The 2026 COMPUTEX trade show in Taipei marked a turning point for co-packaged optics, or CPO, a technology that embeds optical transceivers directly alongside compute silicon to overcome the bandwidth and power limits of traditional electrical interconnects. Discussions shifted from whether CPO works to how to deploy it at rack scale, according to a Citi research note covering the event.
"CPO has reached an inflection point where the industry conversation has moved from individual optical components to complete rack-level deployment solutions," the Citi analysts wrote. "The technology feasibility debate is largely settled."
Nvidia provided the show's most concrete demonstration of CPO's system-level potential. The company unveiled Kyber, its next-generation rack-scale computing architecture built around a blade-and-midplane design that doubles the NVLink interconnect scale to 144 graphics processing units. Each Kyber chassis holds as many as 18 vertical compute blades, with NVLink switch blades connecting directly through a cable-free midplane that serves as the central hub for high-speed signal transmission, power distribution and serviceability.

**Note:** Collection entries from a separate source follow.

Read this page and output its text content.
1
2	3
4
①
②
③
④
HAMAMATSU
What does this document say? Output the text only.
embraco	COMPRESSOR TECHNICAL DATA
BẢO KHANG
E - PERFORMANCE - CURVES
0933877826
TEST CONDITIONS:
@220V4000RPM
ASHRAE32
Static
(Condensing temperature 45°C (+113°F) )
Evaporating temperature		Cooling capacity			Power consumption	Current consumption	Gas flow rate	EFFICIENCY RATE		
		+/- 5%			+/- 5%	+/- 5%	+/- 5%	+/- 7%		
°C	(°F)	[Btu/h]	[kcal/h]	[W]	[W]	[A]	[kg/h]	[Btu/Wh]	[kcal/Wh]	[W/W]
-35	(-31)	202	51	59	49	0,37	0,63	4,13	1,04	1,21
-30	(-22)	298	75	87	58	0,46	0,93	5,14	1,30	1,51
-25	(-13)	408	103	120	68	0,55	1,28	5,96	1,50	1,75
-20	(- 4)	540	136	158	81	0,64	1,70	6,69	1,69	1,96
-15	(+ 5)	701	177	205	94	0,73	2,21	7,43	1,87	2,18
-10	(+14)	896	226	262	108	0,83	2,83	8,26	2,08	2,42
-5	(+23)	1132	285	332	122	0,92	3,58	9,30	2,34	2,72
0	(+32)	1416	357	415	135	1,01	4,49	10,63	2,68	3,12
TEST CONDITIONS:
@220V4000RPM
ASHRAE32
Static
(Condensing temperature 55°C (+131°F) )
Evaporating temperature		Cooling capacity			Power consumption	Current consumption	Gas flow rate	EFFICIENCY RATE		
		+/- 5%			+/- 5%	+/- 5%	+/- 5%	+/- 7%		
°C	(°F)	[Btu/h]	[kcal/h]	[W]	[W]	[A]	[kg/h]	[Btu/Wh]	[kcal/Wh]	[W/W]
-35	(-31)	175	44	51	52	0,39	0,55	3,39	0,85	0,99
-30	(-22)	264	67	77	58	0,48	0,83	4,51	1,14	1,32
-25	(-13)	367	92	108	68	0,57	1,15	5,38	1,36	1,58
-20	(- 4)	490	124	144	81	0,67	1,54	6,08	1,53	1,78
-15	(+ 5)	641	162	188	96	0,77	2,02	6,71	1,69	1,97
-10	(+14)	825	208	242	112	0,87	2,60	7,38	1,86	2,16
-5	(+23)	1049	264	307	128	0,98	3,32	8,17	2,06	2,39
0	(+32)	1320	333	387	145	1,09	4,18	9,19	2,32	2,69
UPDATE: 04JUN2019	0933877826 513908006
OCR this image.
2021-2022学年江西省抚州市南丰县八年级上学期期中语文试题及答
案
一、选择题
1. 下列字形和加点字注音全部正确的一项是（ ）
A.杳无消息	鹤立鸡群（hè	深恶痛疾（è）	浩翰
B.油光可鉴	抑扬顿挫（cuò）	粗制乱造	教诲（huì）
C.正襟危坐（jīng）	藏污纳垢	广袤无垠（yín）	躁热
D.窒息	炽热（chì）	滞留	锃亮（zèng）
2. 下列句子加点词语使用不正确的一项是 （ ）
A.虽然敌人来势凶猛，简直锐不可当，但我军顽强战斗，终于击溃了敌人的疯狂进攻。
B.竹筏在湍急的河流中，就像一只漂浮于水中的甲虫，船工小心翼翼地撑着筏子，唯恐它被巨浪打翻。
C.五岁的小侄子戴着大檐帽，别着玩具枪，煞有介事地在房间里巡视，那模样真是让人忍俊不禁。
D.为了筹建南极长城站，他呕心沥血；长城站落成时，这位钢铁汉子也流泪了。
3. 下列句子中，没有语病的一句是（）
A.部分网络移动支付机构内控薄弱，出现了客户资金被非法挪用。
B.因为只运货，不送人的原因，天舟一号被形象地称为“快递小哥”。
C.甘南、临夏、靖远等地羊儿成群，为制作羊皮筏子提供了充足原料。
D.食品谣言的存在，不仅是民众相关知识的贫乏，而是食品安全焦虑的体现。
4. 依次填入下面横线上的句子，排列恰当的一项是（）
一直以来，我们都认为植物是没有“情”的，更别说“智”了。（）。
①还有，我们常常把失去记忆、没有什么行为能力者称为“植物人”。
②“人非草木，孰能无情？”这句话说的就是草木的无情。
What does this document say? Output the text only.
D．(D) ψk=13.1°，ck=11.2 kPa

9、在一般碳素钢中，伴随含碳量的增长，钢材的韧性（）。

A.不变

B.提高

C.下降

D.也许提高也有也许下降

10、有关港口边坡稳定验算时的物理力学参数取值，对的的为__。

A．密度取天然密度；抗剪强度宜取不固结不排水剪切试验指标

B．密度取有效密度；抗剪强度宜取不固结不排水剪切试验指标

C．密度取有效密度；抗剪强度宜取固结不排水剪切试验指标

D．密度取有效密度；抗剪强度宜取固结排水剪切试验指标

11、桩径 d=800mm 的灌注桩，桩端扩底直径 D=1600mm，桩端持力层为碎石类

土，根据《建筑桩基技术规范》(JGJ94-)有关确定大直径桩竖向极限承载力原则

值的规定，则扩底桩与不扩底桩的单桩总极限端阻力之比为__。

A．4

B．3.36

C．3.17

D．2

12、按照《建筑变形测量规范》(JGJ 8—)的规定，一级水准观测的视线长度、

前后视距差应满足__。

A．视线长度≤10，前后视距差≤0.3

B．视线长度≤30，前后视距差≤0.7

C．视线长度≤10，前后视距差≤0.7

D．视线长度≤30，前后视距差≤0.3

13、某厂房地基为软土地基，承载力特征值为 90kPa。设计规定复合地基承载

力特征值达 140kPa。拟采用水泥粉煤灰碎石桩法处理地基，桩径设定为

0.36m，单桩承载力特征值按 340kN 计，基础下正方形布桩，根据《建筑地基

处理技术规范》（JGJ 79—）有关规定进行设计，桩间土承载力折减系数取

The bandwidth requirements are staggering. A Kyber system based on Nvidia's upcoming Rubin Ultra architecture delivers 14.4 terabits per second of scaling bandwidth per logical GPU, requiring 72 NVLink switch chips to achieve full 144-GPU interconnectivity. The midplane — a printed circuit board that was historically a passive structural component — has become a mission-critical element of the system's electrical and optical signal integrity.
The midplane becomes the motherboard
Kyber's architecture signals a structural shift in where value accrues in AI infrastructure. The network fabric, midplane PCB, connectors, power management and thermal systems now carry strategic importance on par with the GPU itself, according to Citi. That expands the addressable market for suppliers of high-speed connectors, advanced PCB laminates and liquid cooling solutions — components that previously commanded lower margins than compute silicon.
Nvidia's Jensen Huang recognized Ayar Labs, a silicon photonics startup, as an optical interconnect partner during his GTC Taipei keynote. Ayar Labs demonstrated its TeraPHY optical engine alongside Wiwynn, a rack-scale server vendor, and GUC (Global Unichip), a design services firm, in a live CPO integration at COMPUTEX. The demo addressed practical deployment challenges including cooling of external laser source modules and high-density fiber routing — two longstanding reliability concerns that had slowed CPO adoption.
MediaTek is also deepening its involvement. The Taiwanese chip designer plans to co-develop CPO solutions with partners within two to three years, contributing expertise in advanced I/O, chiplet integration and application-specific integrated circuit design, while Ayar Labs provides the optical engine technology.
Investment implications for the supply chain
Citi's report frames 2028 to 2030 as the window for hyperscale CPO deployment, giving investors a concrete timeline for when the technology could meaningfully affect semiconductor and networking equipment revenue. The entry of design service firms such as GUC and MediaTek into the CPO ecosystem suggests the technology is moving from specialist optical companies into the broader semiconductor design infrastructure, which typically accelerates standardization and cost reduction.
For investors, the key question is which parts of the supply chain capture the most value. Nvidia's Kyber architecture suggests that midplane PCB makers, connector suppliers and thermal management vendors will see their content per rack rise significantly as optical interconnects replace copper. Companies with exposure to advanced PCB laminates, high-speed connectors and liquid cooling — such as Taiwanese supply chain vendors — stand to benefit as hyperscalers begin qualifying CPO-based systems for production.
Nvidia shares trade at roughly 35 times forward earnings. If CPO adoption follows the trajectory Citi outlines, the total addressable market for optical interconnects in AI data centers could expand well beyond current estimates, though no specific revenue projections have been disclosed by any of the companies involved.
This article is for informational purposes only and does not constitute investment advice.